Cell cycle checkpoint rewiring after p53 loss blocks G1/S and G2/M progression through kinase control of a single RNA-binding protein  

Michael B. Yaffe1

1Koch Institute for Integrative Cancer Biology, Cambridge, USA

Abstract

In response to genotoxic stress and chemotherapy-induced DNA damage, cells activate p53 to arrest cell cycle progression, allowing time for repair. In irreparable damaged cells, p53 subsequently initiates programmed cell death. In tumour cells, however, the p53 pathway is dysfunctional, resulting in inappropriate cell survival, and re-wiring of cell cycle checkpoints by recruiting the p38MAPK/MK2 kinase pathway to control cell cycle machinery. Here we show that the RNA binding protein hnRNPA0 is the "successor" to p53 for checkpoint control.

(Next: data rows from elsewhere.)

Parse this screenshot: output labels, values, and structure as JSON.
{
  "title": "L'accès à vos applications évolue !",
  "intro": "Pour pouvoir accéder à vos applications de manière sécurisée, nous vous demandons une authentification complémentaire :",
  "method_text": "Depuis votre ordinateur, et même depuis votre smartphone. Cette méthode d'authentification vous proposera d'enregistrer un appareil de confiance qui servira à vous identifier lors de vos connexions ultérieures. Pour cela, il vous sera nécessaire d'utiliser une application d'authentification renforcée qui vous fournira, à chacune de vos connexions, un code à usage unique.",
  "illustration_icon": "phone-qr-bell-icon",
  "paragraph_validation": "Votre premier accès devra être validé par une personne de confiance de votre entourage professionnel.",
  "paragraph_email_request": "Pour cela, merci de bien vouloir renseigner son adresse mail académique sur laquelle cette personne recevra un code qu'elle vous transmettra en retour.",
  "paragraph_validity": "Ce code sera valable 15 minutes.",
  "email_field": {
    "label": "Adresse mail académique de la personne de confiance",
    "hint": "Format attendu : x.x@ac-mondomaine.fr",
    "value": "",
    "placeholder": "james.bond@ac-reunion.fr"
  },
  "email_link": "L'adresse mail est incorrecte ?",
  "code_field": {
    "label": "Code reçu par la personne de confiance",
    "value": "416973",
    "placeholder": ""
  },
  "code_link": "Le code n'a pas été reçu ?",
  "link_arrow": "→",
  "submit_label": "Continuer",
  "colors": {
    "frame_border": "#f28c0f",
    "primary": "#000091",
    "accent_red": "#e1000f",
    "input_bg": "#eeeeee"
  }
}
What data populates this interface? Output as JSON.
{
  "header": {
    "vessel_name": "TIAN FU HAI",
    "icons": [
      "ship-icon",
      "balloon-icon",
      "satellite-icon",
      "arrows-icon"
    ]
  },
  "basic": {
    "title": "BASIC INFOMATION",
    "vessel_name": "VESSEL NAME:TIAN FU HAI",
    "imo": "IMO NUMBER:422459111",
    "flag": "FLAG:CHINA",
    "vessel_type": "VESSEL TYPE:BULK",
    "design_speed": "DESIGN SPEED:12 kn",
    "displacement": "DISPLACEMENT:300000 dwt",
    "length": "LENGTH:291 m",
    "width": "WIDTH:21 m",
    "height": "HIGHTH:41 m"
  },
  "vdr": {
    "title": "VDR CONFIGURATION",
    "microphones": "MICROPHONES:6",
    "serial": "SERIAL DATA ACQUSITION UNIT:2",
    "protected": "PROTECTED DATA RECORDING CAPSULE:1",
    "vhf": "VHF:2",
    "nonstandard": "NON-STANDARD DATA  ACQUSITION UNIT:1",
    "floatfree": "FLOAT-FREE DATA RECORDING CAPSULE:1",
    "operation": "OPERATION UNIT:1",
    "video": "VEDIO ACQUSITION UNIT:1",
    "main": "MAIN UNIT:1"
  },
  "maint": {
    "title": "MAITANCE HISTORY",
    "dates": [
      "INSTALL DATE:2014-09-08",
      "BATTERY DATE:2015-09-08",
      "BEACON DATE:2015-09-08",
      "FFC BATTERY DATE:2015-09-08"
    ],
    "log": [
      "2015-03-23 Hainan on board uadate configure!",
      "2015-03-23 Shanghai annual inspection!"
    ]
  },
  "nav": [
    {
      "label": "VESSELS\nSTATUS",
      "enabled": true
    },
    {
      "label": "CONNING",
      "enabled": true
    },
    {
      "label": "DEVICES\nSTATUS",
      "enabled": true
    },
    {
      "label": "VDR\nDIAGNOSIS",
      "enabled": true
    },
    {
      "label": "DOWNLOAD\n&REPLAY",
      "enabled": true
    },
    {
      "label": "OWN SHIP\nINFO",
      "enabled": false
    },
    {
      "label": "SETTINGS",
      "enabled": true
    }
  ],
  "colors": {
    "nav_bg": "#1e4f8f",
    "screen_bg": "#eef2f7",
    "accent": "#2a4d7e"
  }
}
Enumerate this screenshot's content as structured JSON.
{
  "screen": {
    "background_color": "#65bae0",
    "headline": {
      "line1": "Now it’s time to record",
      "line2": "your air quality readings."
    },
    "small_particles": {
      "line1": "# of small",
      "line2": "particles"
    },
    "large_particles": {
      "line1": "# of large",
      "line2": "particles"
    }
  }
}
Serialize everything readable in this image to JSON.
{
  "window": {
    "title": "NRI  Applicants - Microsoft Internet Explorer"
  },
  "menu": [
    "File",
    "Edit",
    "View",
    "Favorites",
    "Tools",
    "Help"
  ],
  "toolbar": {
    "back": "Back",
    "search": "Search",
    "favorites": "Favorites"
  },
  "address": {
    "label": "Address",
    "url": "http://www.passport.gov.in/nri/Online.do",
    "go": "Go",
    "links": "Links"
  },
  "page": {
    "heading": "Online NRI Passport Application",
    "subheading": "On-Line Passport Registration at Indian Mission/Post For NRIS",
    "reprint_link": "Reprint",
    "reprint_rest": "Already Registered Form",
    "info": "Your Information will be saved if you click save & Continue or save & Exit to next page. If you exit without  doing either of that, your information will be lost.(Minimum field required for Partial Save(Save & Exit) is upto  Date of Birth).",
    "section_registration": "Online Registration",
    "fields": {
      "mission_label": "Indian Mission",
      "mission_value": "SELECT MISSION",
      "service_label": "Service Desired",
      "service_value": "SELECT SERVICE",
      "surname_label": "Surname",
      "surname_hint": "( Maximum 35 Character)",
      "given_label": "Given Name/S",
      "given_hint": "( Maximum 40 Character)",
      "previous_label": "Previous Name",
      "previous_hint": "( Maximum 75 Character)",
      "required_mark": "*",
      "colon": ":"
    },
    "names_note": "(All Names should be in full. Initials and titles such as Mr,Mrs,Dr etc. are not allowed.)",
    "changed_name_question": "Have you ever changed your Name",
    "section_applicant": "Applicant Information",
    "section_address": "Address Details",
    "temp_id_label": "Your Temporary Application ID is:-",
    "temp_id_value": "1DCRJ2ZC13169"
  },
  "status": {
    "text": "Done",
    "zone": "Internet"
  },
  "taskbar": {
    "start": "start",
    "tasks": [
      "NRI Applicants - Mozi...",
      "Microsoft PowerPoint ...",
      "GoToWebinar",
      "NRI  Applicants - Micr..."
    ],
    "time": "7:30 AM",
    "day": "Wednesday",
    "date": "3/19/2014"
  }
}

Like p53, hnRNPA0 is activated by a checkpoint kinase (MK2) and simultaneously controls both the G1/S and G2/M cell cycle checkpoints through induction of distinct target mRNAs. Unlike p53, which controls p21 gene transcription, MK2 and hnRNPA0 regulate the post-transcriptional stabilisation of p27Kip1 and Gadd45a mRNAs. This MK2/hnRNPA0 pathway drives cisplatin resistance in lung cancer, demonstrating the importance of post-transcriptional RNA control in the clinical response to anti-cancer chemotherapy. Furthermore, in the presence of a functional p53 response, this MK2/hnRNPA0 successor pathway is actively repressed through down-regulation of hnRNPA0 mRNA levels.